Jessica Butler is a coordinator with Heal the Hood MKE, which is hosting the resource fair on Saturday. The Milwaukee Office of Community Wellness and Safety, Milwaukee County Department of Health and Human Services and Neu-Life Community Development, a nonprofit with educational and recreational opportunities for the community, will all be at the event.
“We want to be able to jump-start the summertime in Milwaukee on a very positive and peaceful note,” Butler said.
Butler said the resource fair will also include free haircuts, live music from local artists and a youth DJ.
“It acts as an opportunity to connect the residents in the community to resources and then also provides the opportunity to offer healing through community interaction,” Butler said.
“Just as police have their roles, so do the folks who work directly in the community everyday. So we all are part or a larger ecosystem and we need all parts of the ecosystem to work together in our respective lanes to make sure that Milwaukee is safe,” she added.
Milwaukee Mayor Cavalier Johnson wasn’t available for an interview, but spoke about Peace Week with WISN-12 Monday afternoon.
“It’s important, I think, in this community that we really focus in on, not just peace, but also unifying our city,” Johnson said during the interview.
The city started the Milwaukee Peace Week initiative last year with a neighborhood walk, gun violence summit, faith-based panel discussion, resource fair and a wristband giveaway for school children who participated in other events throughout the city during the summer.
The week of events comes ahead of the summer months — a time when violence often increases across the city.
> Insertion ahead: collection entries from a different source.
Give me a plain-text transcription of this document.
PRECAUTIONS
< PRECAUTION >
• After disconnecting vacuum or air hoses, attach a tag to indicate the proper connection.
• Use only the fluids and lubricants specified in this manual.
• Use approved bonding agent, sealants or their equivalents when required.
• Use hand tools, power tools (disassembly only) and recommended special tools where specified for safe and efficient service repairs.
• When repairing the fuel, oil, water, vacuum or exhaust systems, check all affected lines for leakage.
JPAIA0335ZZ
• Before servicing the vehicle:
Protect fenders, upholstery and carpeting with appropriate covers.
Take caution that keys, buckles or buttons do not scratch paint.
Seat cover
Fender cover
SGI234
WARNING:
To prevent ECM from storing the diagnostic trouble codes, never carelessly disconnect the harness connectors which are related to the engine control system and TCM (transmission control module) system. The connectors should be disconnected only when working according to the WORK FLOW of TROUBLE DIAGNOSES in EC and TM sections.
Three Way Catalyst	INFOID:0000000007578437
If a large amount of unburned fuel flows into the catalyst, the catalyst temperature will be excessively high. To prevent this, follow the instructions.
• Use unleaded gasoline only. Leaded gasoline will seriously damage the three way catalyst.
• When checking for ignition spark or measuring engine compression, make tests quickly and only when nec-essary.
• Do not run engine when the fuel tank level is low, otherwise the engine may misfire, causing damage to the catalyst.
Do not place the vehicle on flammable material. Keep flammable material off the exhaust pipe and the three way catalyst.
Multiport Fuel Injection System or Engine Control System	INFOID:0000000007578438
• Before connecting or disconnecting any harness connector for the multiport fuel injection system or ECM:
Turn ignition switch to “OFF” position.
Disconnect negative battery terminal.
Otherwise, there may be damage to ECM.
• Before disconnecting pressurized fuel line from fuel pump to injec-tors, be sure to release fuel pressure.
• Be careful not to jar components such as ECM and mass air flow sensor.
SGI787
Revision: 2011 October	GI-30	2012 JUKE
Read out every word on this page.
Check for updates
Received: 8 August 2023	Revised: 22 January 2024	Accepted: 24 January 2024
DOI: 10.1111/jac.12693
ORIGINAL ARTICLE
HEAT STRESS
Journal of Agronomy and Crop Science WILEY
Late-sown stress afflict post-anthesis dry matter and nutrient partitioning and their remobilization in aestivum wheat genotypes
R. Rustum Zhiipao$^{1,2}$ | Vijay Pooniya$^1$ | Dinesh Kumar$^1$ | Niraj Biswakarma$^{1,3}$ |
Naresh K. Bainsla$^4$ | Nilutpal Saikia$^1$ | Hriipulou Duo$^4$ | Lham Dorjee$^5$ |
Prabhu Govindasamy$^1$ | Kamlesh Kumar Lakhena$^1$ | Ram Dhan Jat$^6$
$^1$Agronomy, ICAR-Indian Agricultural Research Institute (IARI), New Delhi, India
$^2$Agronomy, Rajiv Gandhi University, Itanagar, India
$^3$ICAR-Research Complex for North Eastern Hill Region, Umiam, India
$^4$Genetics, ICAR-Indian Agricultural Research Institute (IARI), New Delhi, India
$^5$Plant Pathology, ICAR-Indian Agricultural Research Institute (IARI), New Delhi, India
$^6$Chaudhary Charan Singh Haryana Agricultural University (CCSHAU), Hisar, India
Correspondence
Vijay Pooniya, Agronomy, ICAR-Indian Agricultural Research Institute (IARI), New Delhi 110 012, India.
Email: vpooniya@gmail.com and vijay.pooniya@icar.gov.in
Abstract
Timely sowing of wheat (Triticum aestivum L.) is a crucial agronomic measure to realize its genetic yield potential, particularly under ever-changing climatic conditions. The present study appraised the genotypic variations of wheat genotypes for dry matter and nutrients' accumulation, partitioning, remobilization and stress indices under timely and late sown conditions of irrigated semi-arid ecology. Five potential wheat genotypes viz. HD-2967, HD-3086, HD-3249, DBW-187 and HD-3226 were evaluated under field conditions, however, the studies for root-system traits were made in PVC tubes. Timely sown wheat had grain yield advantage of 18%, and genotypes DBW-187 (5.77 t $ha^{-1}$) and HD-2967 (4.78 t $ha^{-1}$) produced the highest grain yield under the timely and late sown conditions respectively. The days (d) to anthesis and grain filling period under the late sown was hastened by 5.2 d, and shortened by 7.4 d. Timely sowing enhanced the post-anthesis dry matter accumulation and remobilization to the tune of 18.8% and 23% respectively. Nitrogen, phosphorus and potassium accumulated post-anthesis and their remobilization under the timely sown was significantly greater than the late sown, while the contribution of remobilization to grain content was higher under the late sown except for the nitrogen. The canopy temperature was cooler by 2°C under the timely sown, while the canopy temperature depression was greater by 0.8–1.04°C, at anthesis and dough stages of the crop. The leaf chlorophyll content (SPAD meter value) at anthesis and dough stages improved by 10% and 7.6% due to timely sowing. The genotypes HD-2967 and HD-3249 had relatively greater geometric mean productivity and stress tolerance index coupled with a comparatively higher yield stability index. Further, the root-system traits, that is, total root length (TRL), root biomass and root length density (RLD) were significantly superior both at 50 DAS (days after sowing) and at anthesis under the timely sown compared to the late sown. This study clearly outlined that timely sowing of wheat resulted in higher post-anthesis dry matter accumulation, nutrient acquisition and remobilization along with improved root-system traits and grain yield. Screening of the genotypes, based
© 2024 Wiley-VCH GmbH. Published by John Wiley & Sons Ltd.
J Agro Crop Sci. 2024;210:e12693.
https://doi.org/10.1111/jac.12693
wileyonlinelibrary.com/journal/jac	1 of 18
It also comes weeks before school lets out for many children across Milwaukee.
Johnson said Milwaukee is “resource rich” and there are several opportunities for kids during the summer.
“Peace Week is going to be the bridge to help young people in this community and their families to understand that those things exist so we can have a safe and peaceful summer for everyone,” Johnson said.
Homicides are down 25 percent this year compared to last year, and 55 percent compared to two years ago, according to data from the Milwaukee Police Department. Nonfatal shootings are also down, which is something Milwaukee leaders have attributed to community outreach and partnerships they say are working to help lower the rate of gun violence in the city.
Even so, studies have shown violent crime often increases when the temperature rises in the summer. A 2022 study also found there’s a higher risk of violent shootings in hotter weather. Last summer, several children were shot in Milwaukee over the course of a few weeks in July and August.
City leaders have been working to get the city’s youth off the streets and into programming and events during the summer months for years. Last year, that included the Safer City MKE initiative, where children were able to go on camping trips, tours of the city, take art classes and participate in a mental health boot camp.
The city also had a program run by the Milwaukee Recreation Department to keep children off the streets from 5:30 p.m. to 9 p.m. five days a week during the summer.